Entrée en matière difficile avec le set acoustique de Dot Allison qui nous sert une folk mièvre lourdingue et anecdotique au risque de faire fuir le public. Mais après ça, il nous faut encore prendre notre mal en patience, l'arrivée des vraies stars de la soirée n'est pas pour tout de suite. En effet,l'installation sur scène d'un écran lcd géant indique bientot une sorte de compte à rebours... L'attente se poursuivra 30mn. Avant que ne commencent les choses sérieuses.
C'est d'abord l'ampleur du collectif qui en jette sur scène : 3D(équipé d'une commande lui permettant de bidouiller sa voix), Horace Andy le rasta-vétéran, Daddy G, Dot Allison (s'intégrant cette fois à merveille au sein des compos les plus torturés) et Debbie Miller, la voix soul ; soit pas moins de 5 membres assurant les parties vocales. Quant aux musiciens, le guitariste Angelo Bruschini, claviers, violon, ... mention spéciale à la rythmique (basse + percus) qui maîtrisaient trop ! Au total, une dizaine de membres se partagent donc la scène, offrant une diversité de sons et de tons explorant le plus justement les 4 albums du collectif de Bristol.
Mettant en avant surtout les albums Mezzanine et 100th window, voici la setlist :
1-FUTURE PROOF
2-EVERYWHEN
3-RISINGSON
4-BLACK MILK
5-ANGEL
6-SPECIAL CASES
7-KARMACOMA
8-TEARDROP
9-BUTTERFLY CAUGHT
10-HYMN OF THE BIG WHEEL
11-MEZZANINE
12-NAME TAKEN
13-SAFE FROM HARM
14-INERTIA CREEPS
15-ANTISTAR
RAPPEL/UNFINISHED SYMPATHY
RAPPEL/GROUP 4
La performance livrée par M.A. a de plus dépassé les limites d'un concert de haute volée (époustouflant FUTURE PROOF, le torturé SPECIAL CASES, le très roots BIG WHEEL, le majestueux violon sur ANTISTAR ou encore les étourdissants MEZZANINE et GROUP 4, ...). Le fameux écran géant nous bombarde d'éléments chimiques, de données boursières, statistiques, météorologiques, d'interrogations angoissantes, d'allusions pacifistes et altermondialistes... Cet ambitieux concept parvient bien à illustrer le monde dans lequel nous vivons et offre à l'ensemble musical une infinité de niveaux de lecture, propres à faire vriller les cerveaux.
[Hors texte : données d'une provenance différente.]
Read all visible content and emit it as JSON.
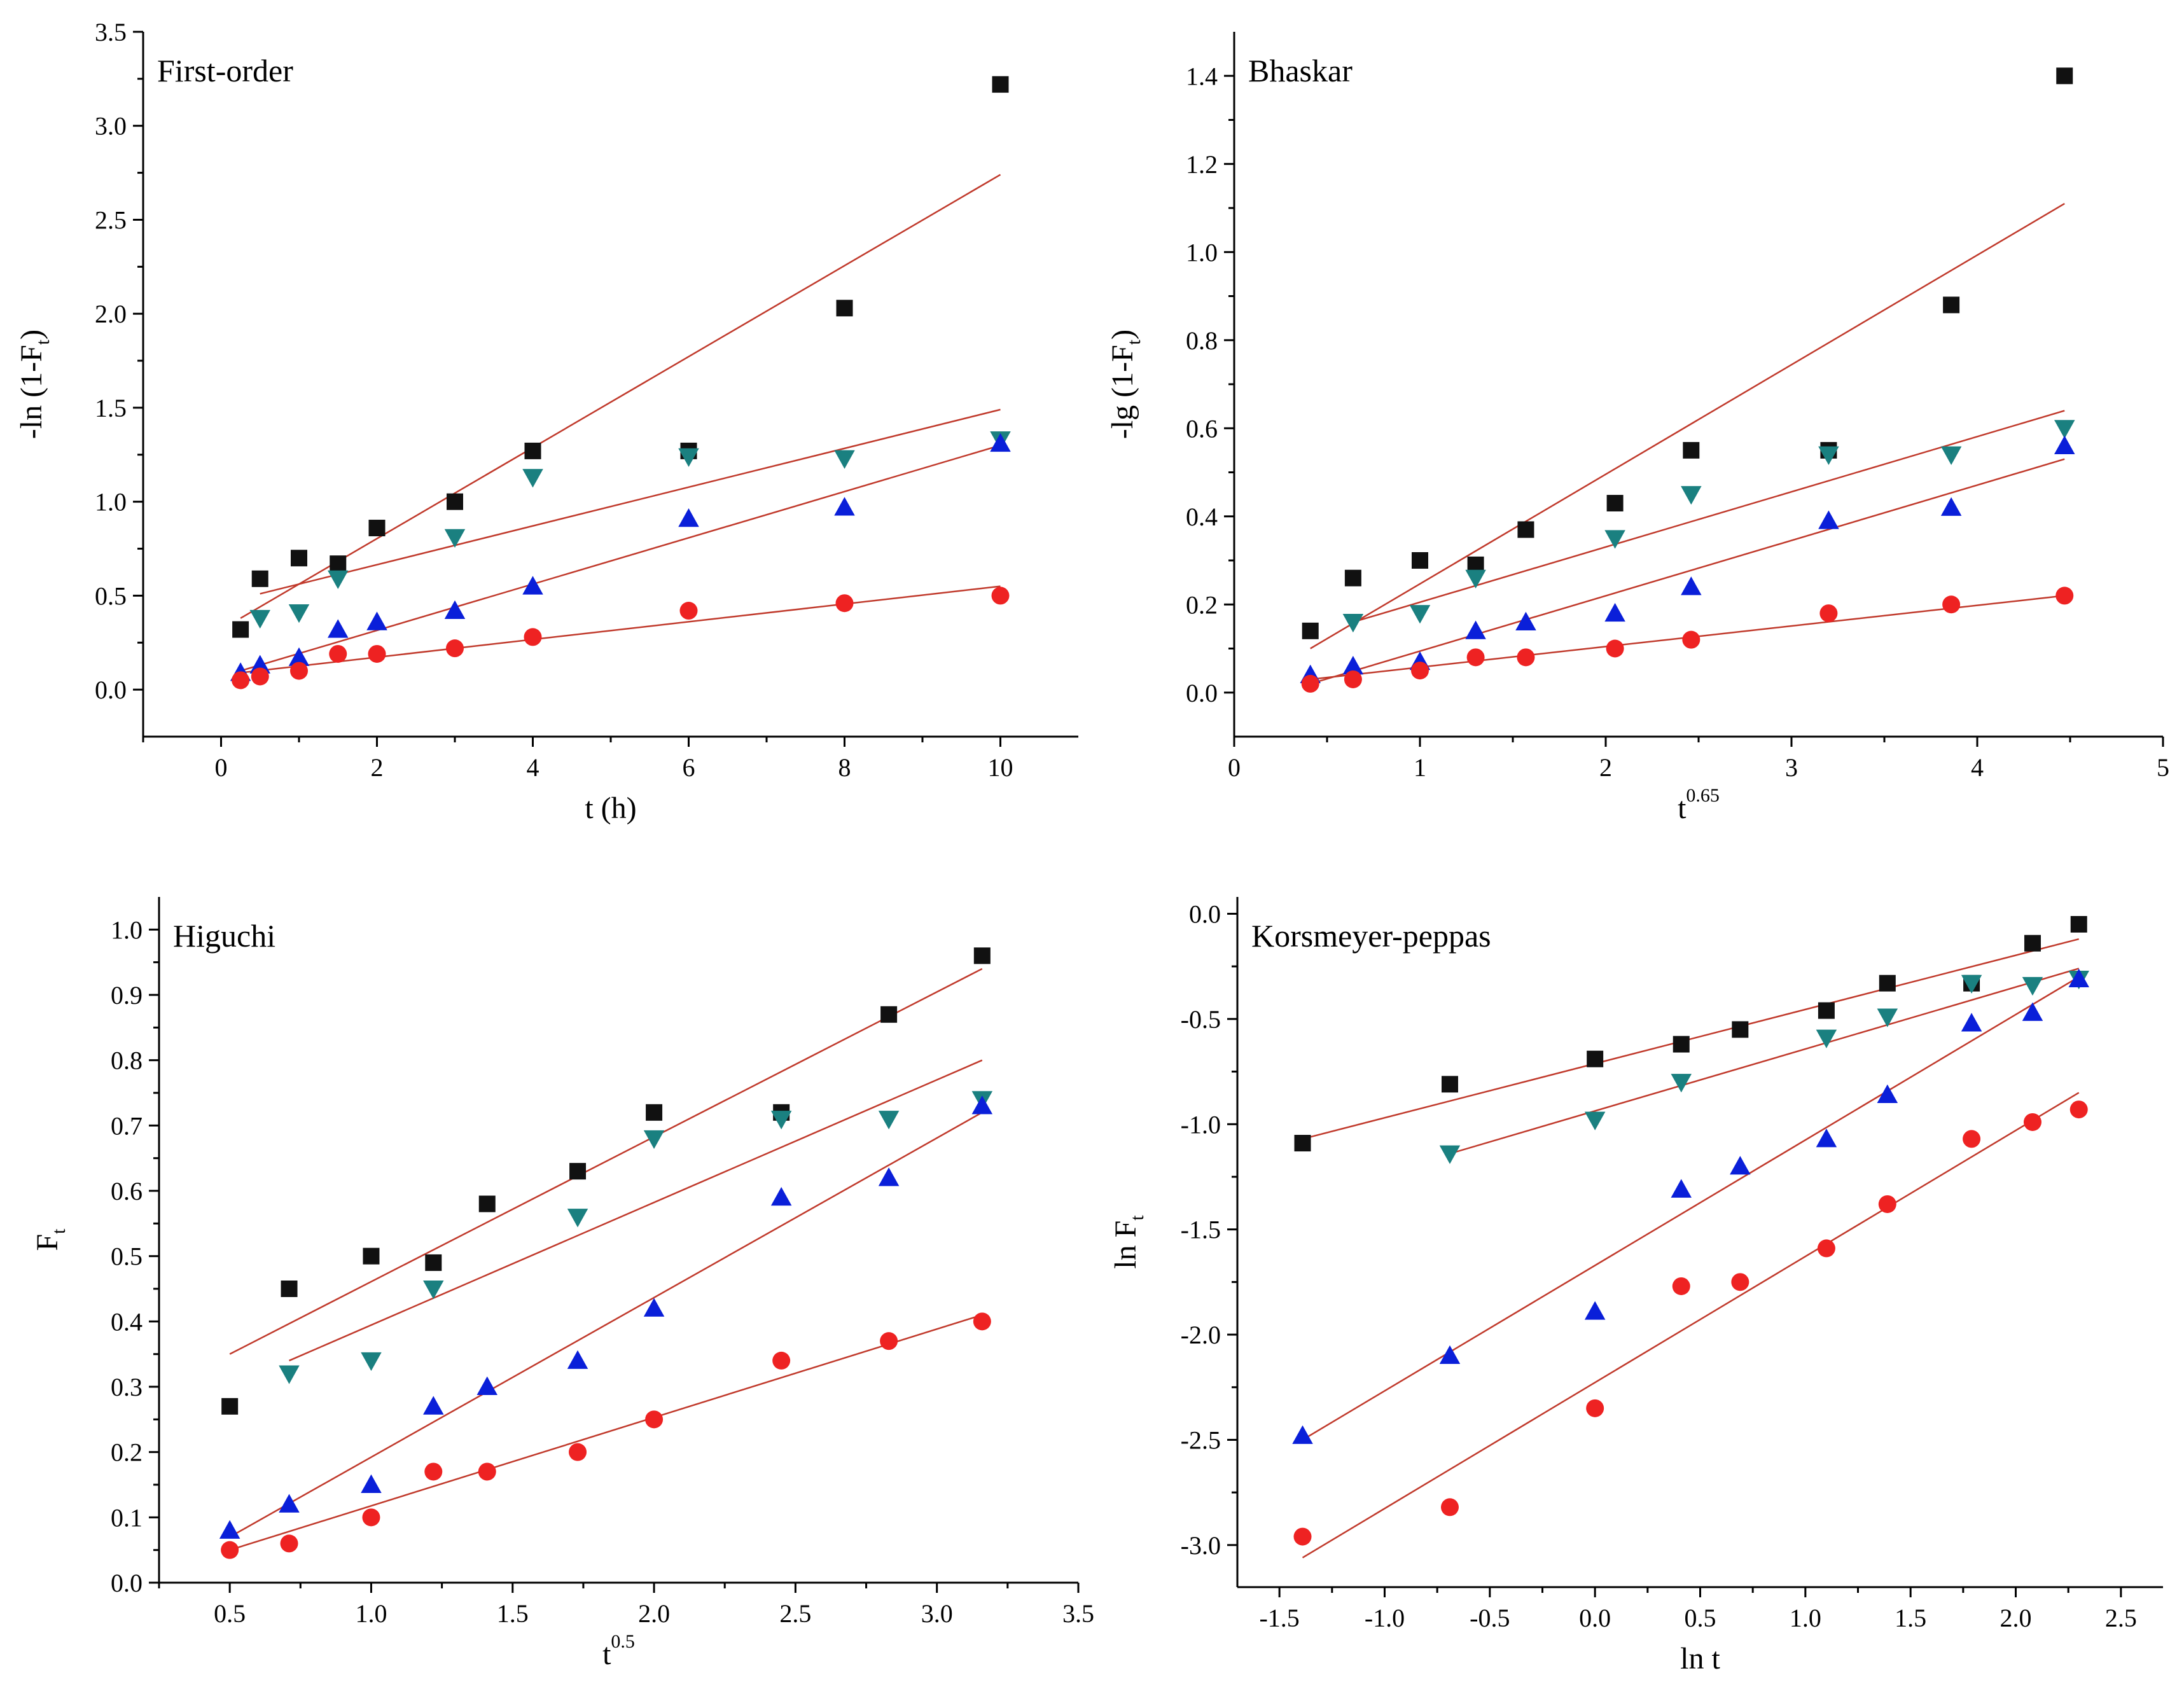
{
  "figure": {
    "colors": {
      "black_square": "#111111",
      "red_circle": "#ee2222",
      "blue_triangle_up": "#0a1fd9",
      "teal_triangle_down": "#1a8080",
      "fit_line": "#c0392b"
    }
  },
  "chart_data": [
    {
      "id": "first-order",
      "type": "scatter",
      "title": "First-order",
      "xlabel": "t (h)",
      "ylabel_main": "-ln (1-F",
      "ylabel_sub": "t",
      "ylabel_end": ")",
      "xlim": [
        -1,
        11
      ],
      "ylim": [
        -0.25,
        3.5
      ],
      "xticks": [
        0,
        2,
        4,
        6,
        8,
        10
      ],
      "yticks": [
        0.0,
        0.5,
        1.0,
        1.5,
        2.0,
        2.5,
        3.0,
        3.5
      ],
      "xtick_labels": [
        "0",
        "2",
        "4",
        "6",
        "8",
        "10"
      ],
      "ytick_labels": [
        "0.0",
        "0.5",
        "1.0",
        "1.5",
        "2.0",
        "2.5",
        "3.0",
        "3.5"
      ],
      "grid": false,
      "series": [
        {
          "marker": "square",
          "color": "#111111",
          "x": [
            0.25,
            0.5,
            1,
            1.5,
            2,
            3,
            4,
            6,
            8,
            10
          ],
          "y": [
            0.32,
            0.59,
            0.7,
            0.67,
            0.86,
            1.0,
            1.27,
            1.27,
            2.03,
            3.22
          ],
          "fit": [
            [
              0.25,
              0.38
            ],
            [
              10,
              2.74
            ]
          ]
        },
        {
          "marker": "triangle-down",
          "color": "#1a8080",
          "x": [
            0.5,
            1,
            1.5,
            3,
            4,
            6,
            8,
            10
          ],
          "y": [
            0.38,
            0.41,
            0.59,
            0.81,
            1.13,
            1.24,
            1.23,
            1.33
          ],
          "fit": [
            [
              0.5,
              0.51
            ],
            [
              10,
              1.49
            ]
          ]
        },
        {
          "marker": "triangle-up",
          "color": "#0a1fd9",
          "x": [
            0.25,
            0.5,
            1,
            1.5,
            2,
            3,
            4,
            6,
            8,
            10
          ],
          "y": [
            0.09,
            0.13,
            0.17,
            0.32,
            0.36,
            0.42,
            0.55,
            0.91,
            0.97,
            1.31
          ],
          "fit": [
            [
              0.25,
              0.1
            ],
            [
              10,
              1.3
            ]
          ]
        },
        {
          "marker": "circle",
          "color": "#ee2222",
          "x": [
            0.25,
            0.5,
            1,
            1.5,
            2,
            3,
            4,
            6,
            8,
            10
          ],
          "y": [
            0.05,
            0.07,
            0.1,
            0.19,
            0.19,
            0.22,
            0.28,
            0.42,
            0.46,
            0.5
          ],
          "fit": [
            [
              0.25,
              0.09
            ],
            [
              10,
              0.55
            ]
          ]
        }
      ]
    },
    {
      "id": "bhaskar",
      "type": "scatter",
      "title": "Bhaskar",
      "xlabel_main": "t",
      "xlabel_sup": "0.65",
      "ylabel_main": "-lg (1-F",
      "ylabel_sub": "t",
      "ylabel_end": ")",
      "xlim": [
        0,
        5
      ],
      "ylim": [
        -0.1,
        1.5
      ],
      "xticks": [
        0,
        1,
        2,
        3,
        4,
        5
      ],
      "yticks": [
        0.0,
        0.2,
        0.4,
        0.6,
        0.8,
        1.0,
        1.2,
        1.4
      ],
      "xtick_labels": [
        "0",
        "1",
        "2",
        "3",
        "4",
        "5"
      ],
      "ytick_labels": [
        "0.0",
        "0.2",
        "0.4",
        "0.6",
        "0.8",
        "1.0",
        "1.2",
        "1.4"
      ],
      "grid": false,
      "series": [
        {
          "marker": "square",
          "color": "#111111",
          "x": [
            0.41,
            0.64,
            1,
            1.3,
            1.57,
            2.05,
            2.46,
            3.2,
            3.86,
            4.47
          ],
          "y": [
            0.14,
            0.26,
            0.3,
            0.29,
            0.37,
            0.43,
            0.55,
            0.55,
            0.88,
            1.4
          ],
          "fit": [
            [
              0.41,
              0.1
            ],
            [
              4.47,
              1.11
            ]
          ]
        },
        {
          "marker": "triangle-down",
          "color": "#1a8080",
          "x": [
            0.64,
            1,
            1.3,
            2.05,
            2.46,
            3.2,
            3.86,
            4.47
          ],
          "y": [
            0.16,
            0.18,
            0.26,
            0.35,
            0.45,
            0.54,
            0.54,
            0.6
          ],
          "fit": [
            [
              0.64,
              0.16
            ],
            [
              4.47,
              0.64
            ]
          ]
        },
        {
          "marker": "triangle-up",
          "color": "#0a1fd9",
          "x": [
            0.41,
            0.64,
            1,
            1.3,
            1.57,
            2.05,
            2.46,
            3.2,
            3.86,
            4.47
          ],
          "y": [
            0.04,
            0.06,
            0.07,
            0.14,
            0.16,
            0.18,
            0.24,
            0.39,
            0.42,
            0.56
          ],
          "fit": [
            [
              0.41,
              0.02
            ],
            [
              4.47,
              0.53
            ]
          ]
        },
        {
          "marker": "circle",
          "color": "#ee2222",
          "x": [
            0.41,
            0.64,
            1,
            1.3,
            1.57,
            2.05,
            2.46,
            3.2,
            3.86,
            4.47
          ],
          "y": [
            0.02,
            0.03,
            0.05,
            0.08,
            0.08,
            0.1,
            0.12,
            0.18,
            0.2,
            0.22
          ],
          "fit": [
            [
              0.41,
              0.03
            ],
            [
              4.47,
              0.22
            ]
          ]
        }
      ]
    },
    {
      "id": "higuchi",
      "type": "scatter",
      "title": "Higuchi",
      "xlabel_main": "t",
      "xlabel_sup": "0.5",
      "ylabel_main": "F",
      "ylabel_sub": "t",
      "ylabel_end": "",
      "xlim": [
        0.25,
        3.5
      ],
      "ylim": [
        0.0,
        1.05
      ],
      "xticks": [
        0.5,
        1.0,
        1.5,
        2.0,
        2.5,
        3.0,
        3.5
      ],
      "yticks": [
        0.0,
        0.1,
        0.2,
        0.3,
        0.4,
        0.5,
        0.6,
        0.7,
        0.8,
        0.9,
        1.0
      ],
      "xtick_labels": [
        "0.5",
        "1.0",
        "1.5",
        "2.0",
        "2.5",
        "3.0",
        "3.5"
      ],
      "ytick_labels": [
        "0.0",
        "0.1",
        "0.2",
        "0.3",
        "0.4",
        "0.5",
        "0.6",
        "0.7",
        "0.8",
        "0.9",
        "1.0"
      ],
      "grid": false,
      "series": [
        {
          "marker": "square",
          "color": "#111111",
          "x": [
            0.5,
            0.71,
            1.0,
            1.22,
            1.41,
            1.73,
            2.0,
            2.45,
            2.83,
            3.16
          ],
          "y": [
            0.27,
            0.45,
            0.5,
            0.49,
            0.58,
            0.63,
            0.72,
            0.72,
            0.87,
            0.96
          ],
          "fit": [
            [
              0.5,
              0.35
            ],
            [
              3.16,
              0.94
            ]
          ]
        },
        {
          "marker": "triangle-down",
          "color": "#1a8080",
          "x": [
            0.71,
            1.0,
            1.22,
            1.73,
            2.0,
            2.45,
            2.83,
            3.16
          ],
          "y": [
            0.32,
            0.34,
            0.45,
            0.56,
            0.68,
            0.71,
            0.71,
            0.74
          ],
          "fit": [
            [
              0.71,
              0.34
            ],
            [
              3.16,
              0.8
            ]
          ]
        },
        {
          "marker": "triangle-up",
          "color": "#0a1fd9",
          "x": [
            0.5,
            0.71,
            1.0,
            1.22,
            1.41,
            1.73,
            2.0,
            2.45,
            2.83,
            3.16
          ],
          "y": [
            0.08,
            0.12,
            0.15,
            0.27,
            0.3,
            0.34,
            0.42,
            0.59,
            0.62,
            0.73
          ],
          "fit": [
            [
              0.5,
              0.07
            ],
            [
              3.16,
              0.72
            ]
          ]
        },
        {
          "marker": "circle",
          "color": "#ee2222",
          "x": [
            0.5,
            0.71,
            1.0,
            1.22,
            1.41,
            1.73,
            2.0,
            2.45,
            2.83,
            3.16
          ],
          "y": [
            0.05,
            0.06,
            0.1,
            0.17,
            0.17,
            0.2,
            0.25,
            0.34,
            0.37,
            0.4
          ],
          "fit": [
            [
              0.5,
              0.05
            ],
            [
              3.16,
              0.41
            ]
          ]
        }
      ]
    },
    {
      "id": "korsmeyer-peppas",
      "type": "scatter",
      "title": "Korsmeyer-peppas",
      "xlabel": "ln t",
      "ylabel_main": "ln F",
      "ylabel_sub": "t",
      "ylabel_end": "",
      "xlim": [
        -1.7,
        2.7
      ],
      "ylim": [
        -3.2,
        0.08
      ],
      "xticks": [
        -1.5,
        -1.0,
        -0.5,
        0.0,
        0.5,
        1.0,
        1.5,
        2.0,
        2.5
      ],
      "yticks": [
        0.0,
        -0.5,
        -1.0,
        -1.5,
        -2.0,
        -2.5,
        -3.0
      ],
      "xtick_labels": [
        "-1.5",
        "-1.0",
        "-0.5",
        "0.0",
        "0.5",
        "1.0",
        "1.5",
        "2.0",
        "2.5"
      ],
      "ytick_labels": [
        "0.0",
        "-0.5",
        "-1.0",
        "-1.5",
        "-2.0",
        "-2.5",
        "-3.0"
      ],
      "grid": false,
      "series": [
        {
          "marker": "square",
          "color": "#111111",
          "x": [
            -1.39,
            -0.69,
            0,
            0.41,
            0.69,
            1.1,
            1.39,
            1.79,
            2.08,
            2.3
          ],
          "y": [
            -1.09,
            -0.81,
            -0.69,
            -0.62,
            -0.55,
            -0.46,
            -0.33,
            -0.33,
            -0.14,
            -0.05
          ],
          "fit": [
            [
              -1.39,
              -1.07
            ],
            [
              2.3,
              -0.12
            ]
          ]
        },
        {
          "marker": "triangle-down",
          "color": "#1a8080",
          "x": [
            -0.69,
            0,
            0.41,
            1.1,
            1.39,
            1.79,
            2.08,
            2.3
          ],
          "y": [
            -1.14,
            -0.98,
            -0.8,
            -0.59,
            -0.49,
            -0.33,
            -0.34,
            -0.31
          ],
          "fit": [
            [
              -0.69,
              -1.14
            ],
            [
              2.3,
              -0.26
            ]
          ]
        },
        {
          "marker": "triangle-up",
          "color": "#0a1fd9",
          "x": [
            -1.39,
            -0.69,
            0,
            0.41,
            0.69,
            1.1,
            1.39,
            1.79,
            2.08,
            2.3
          ],
          "y": [
            -2.48,
            -2.1,
            -1.89,
            -1.31,
            -1.2,
            -1.07,
            -0.86,
            -0.52,
            -0.47,
            -0.31
          ],
          "fit": [
            [
              -1.39,
              -2.5
            ],
            [
              2.3,
              -0.3
            ]
          ]
        },
        {
          "marker": "circle",
          "color": "#ee2222",
          "x": [
            -1.39,
            -0.69,
            0,
            0.41,
            0.69,
            1.1,
            1.39,
            1.79,
            2.08,
            2.3
          ],
          "y": [
            -2.96,
            -2.82,
            -2.35,
            -1.77,
            -1.75,
            -1.59,
            -1.38,
            -1.07,
            -0.99,
            -0.93
          ],
          "fit": [
            [
              -1.39,
              -3.06
            ],
            [
              2.3,
              -0.85
            ]
          ]
        }
      ]
    }
  ]
}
Les gars de Bristol nous ont offert une prestation unique en son genre. 3D s'est montré particuliérement ouvert et chaleureux envers le public, contrairement aux DEATH IN VEGAS lorsque je les avais vus. Les morceaux joués sur scène prennent une nouvelle envergure par rapport aux versions studios, certains sont rallongés, étendus (un peu comme chez Radiohead). Cette performance énorme est le propre d'un groupe insoumis, n'hésitant pas à toujours se remettre en question, refusant de vivre uniquement sur ses acquis.